Risulta evidente che «i Cav rappresentano anche un’occasione forse unica per un impegno volontaristico certo non facile, ma dove capacità ed esperienze personali, anche di carattere professionale, possono trovare una realizzazione pratica profondamente gratificante».
Giulia: lui non era pronto e mi propose l’aborto. La volontaria mi disse di ascoltare il mio cuore
Una parola giusta, detta al momento opportuno, può determinare una svolta decisiva per salvare una vita. È quanto è successo a Giulia (il nome è di fantasia), una ventenne che grazie a una volontaria del Cav di Alzano Lombardo (Bergamo) ha rinunciato all’aborto.
La conoscenza comincia in discoteca: «Abitavamo a due ore di distanza, il tempo per stare insieme era sempre troppo poco, ma da parte di entrambi c’erano buoni propositi. Passano i mesi, lui pare un angelo, mille chiamate anche nel mezzo della notte per dirmi “mi manchi”, faceva chilometri per vedermi, mi porta a conoscere la mamma».

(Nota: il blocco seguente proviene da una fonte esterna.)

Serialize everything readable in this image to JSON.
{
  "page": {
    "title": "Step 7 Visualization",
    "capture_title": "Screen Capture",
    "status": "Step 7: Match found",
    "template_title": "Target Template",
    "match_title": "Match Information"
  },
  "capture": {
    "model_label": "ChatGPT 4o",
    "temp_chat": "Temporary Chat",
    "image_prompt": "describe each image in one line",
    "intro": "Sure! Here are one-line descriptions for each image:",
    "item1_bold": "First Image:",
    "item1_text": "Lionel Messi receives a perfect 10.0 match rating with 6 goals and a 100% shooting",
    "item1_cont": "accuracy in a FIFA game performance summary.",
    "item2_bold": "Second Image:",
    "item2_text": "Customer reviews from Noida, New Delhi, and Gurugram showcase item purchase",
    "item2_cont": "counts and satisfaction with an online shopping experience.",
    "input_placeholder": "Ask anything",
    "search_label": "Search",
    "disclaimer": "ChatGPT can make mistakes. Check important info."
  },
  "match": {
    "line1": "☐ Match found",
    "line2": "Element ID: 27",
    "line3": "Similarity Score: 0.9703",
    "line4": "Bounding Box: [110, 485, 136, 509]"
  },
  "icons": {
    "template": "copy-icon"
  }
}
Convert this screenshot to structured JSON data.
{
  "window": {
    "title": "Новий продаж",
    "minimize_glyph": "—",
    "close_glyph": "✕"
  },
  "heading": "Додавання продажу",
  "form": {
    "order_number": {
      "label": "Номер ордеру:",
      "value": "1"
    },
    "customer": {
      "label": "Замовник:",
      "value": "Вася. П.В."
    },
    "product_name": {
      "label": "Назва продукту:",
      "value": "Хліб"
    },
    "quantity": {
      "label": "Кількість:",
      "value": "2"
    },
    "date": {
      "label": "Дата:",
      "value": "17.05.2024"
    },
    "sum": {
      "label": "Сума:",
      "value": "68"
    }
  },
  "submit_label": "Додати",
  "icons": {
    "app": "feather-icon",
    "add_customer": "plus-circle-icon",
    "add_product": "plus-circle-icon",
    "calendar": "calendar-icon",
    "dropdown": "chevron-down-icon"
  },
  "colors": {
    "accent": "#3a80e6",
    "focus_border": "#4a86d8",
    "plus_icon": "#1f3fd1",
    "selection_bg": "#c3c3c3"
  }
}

Quando si materializza la gravidanza, a Giulia casca il mondo addosso: «Mille cose mi girano per la testa, mille domande e paure… E a lui? Come glielo avrei detto? E la sua reazione? Era un periodo di crisi e questo mi spaventava ancora di più». Il ragazzo, 22 anni, cerca di sfuggire l’incontro diventa freddo e distante, ma – dopo due settimane – non può evitare di venire a saperlo: «Dice che non è pronto, ci conosciamo poco, siamo lontani, non abbiamo lavori stabili… Il suo consiglio è: abortisci». Lui sparisce «e io – si interroga Giulia – mi ritrovo a pensare e ripensare a cosa avrei dovuto fare». Trova il coraggio di parlarne a casa, nessuna terribile reazione: «Mi dicono di scegliere quello che ritenevo giusto per me».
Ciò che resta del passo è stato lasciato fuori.